Majority happy to use phones to vote, report finds
Three report finds phones have transformed from productivity tools to life-enhancing devices
Three business director Eoin MacManus
Mobile operator Three’s latest Connected Ireland Report reveals a growing desire to use mobile phones for activities like voting, accessing public services, and shopping, while trust in mobile phone security for banking and bill-splitting apps is high at 71 per cent.
Conducted by Amárach Research among 1,000 smartphone users in the Republic, Connected Ireland is a quarterly research report that examines the ways in which mobile technology is changing how we interact with each other, businesses and government, and how the Irish public wants mobile services to develop in the future.
“This is the third instalment in a four-part series that is aimed at offering a greater understanding of people’s attitudes towards and usage of mobile phones,” says Three business director Eoin MacManus. “We looked at three distinct perspectives: how individuals interact with their mobile phones in their daily lives, how they use them as tools for work and trade, and for interaction with public services and government.”
One of the key findings was how the smartphone is now becoming more than just a productivity tool. “Mobile phones have become life-enhancing tools,” says MacManus. “We are seeing a wide variety of uses. Fifty-three per cent use map apps, 46 per cent use weather apps. Demand for TV-streaming apps such as Netflix is also strong with 37 per cent using them while food delivery apps like Just Eat and Deliveroo were used by 22 per cent of respondents.”

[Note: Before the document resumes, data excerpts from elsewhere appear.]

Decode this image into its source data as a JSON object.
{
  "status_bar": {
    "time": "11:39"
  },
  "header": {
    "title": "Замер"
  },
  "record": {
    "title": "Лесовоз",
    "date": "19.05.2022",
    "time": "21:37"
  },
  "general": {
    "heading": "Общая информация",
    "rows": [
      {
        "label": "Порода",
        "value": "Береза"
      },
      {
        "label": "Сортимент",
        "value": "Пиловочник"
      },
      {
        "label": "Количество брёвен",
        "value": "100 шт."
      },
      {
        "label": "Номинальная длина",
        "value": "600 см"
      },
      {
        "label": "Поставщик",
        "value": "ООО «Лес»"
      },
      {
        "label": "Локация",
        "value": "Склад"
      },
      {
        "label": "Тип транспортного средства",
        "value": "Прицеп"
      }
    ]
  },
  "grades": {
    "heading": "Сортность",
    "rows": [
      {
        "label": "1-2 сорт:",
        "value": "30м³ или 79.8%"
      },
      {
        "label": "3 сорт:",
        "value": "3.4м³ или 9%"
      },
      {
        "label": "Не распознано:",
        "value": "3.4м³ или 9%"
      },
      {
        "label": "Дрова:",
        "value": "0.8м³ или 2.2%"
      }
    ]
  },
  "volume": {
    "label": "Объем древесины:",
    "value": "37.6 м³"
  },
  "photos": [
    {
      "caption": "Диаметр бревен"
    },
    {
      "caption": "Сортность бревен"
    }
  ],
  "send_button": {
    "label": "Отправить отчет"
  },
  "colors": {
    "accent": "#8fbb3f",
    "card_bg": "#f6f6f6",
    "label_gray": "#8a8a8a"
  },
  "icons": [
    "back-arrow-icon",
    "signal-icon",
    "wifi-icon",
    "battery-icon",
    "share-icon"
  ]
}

He points to the life-enhancing potential of map apps. “Navigation is becoming smarter and Google Maps can offer you alternative routes home depending on traffic and other conditions,” he says.
“People are cottoning on to that. But it is still used as a phone and communications device, of course. What’s interesting in there is that only 35 per cent of people say they start a communication with a phone call, instant messaging apps come in at 33 per cent, and text messaging is down at 25 per cent. Voice calls are only about equal to instant messaging now.”
These apps all consume data, more than many people think. When asked how much they thought their data usage had grown over the past year the average increase was 15 per cent while the figure was 37 per cent for overseas data usage since the introduction of free data roaming under EU rules. “In fact, our own network stats show that it was actually 220 per cent overall. Mobile phone usage is becoming more and more data centric and this will only increase with the advent of 5G. The message to the industry is that it will have to offer the data that people need if they want to keep pace with their customers.”
When it comes to connected business, there was a very interesting finding in relation to people’s willingness to pay for apps. “Between 60 and 70 per cent of people would prefer to not pay for an app and receive ads instead. Only 22 per cent on average say they would pay €1 and this falls to single digits for a payment of between €5 and €10. This means the monetisation of a service or app by charging for it may not be a viable business model after all.”
Equally if not more interesting is the attitude towards so-called “influencers”. These bloggers and vloggers build up quite extraordinary numbers of online followers and monetise their popularity through paid endorsements. But those followers appear to be keenly aware of that financial imperative.
“Three quarters of respondents say they don’t trust celebrity or influencer endorsements,” MacManus notes. “And just one fifth of participants admit that they have actually bought something as a result of a recommendation from a blogger they follow online.”
There is also a message for companies which pay for collaborations with social media stars. When it comes to brand trust, 38 per cent of those who follow influencers say they ignore posts which are marked as being paid promotions.
The other area looked at was interaction with government. “People like to connect using mobile technology,” says MacManus. “Seven in 10 would like to see more adoption of mobile as a way of interacting with government. Seventy-seven per cent are open to getting text message or app alerts about local emergencies such as flooding or fallen trees. Three quarters would value a service which issues traffic alerts about specific locations and 67 per cent would like a service which allowed them to send a photo of suspicious people or cars in the local area to authorities.”
Even more interesting in light of the electronic voting debacle of the early part of this century is the fact that 54 per cent of respondents would be happy to vote online in general elections, referendums and so on. “This attitude is much more prevalent in younger people,” MacManus notes. “There is no technological impediment to voting. If you can do online banking securely, you can do online voting. It’s an attitudinal issue.”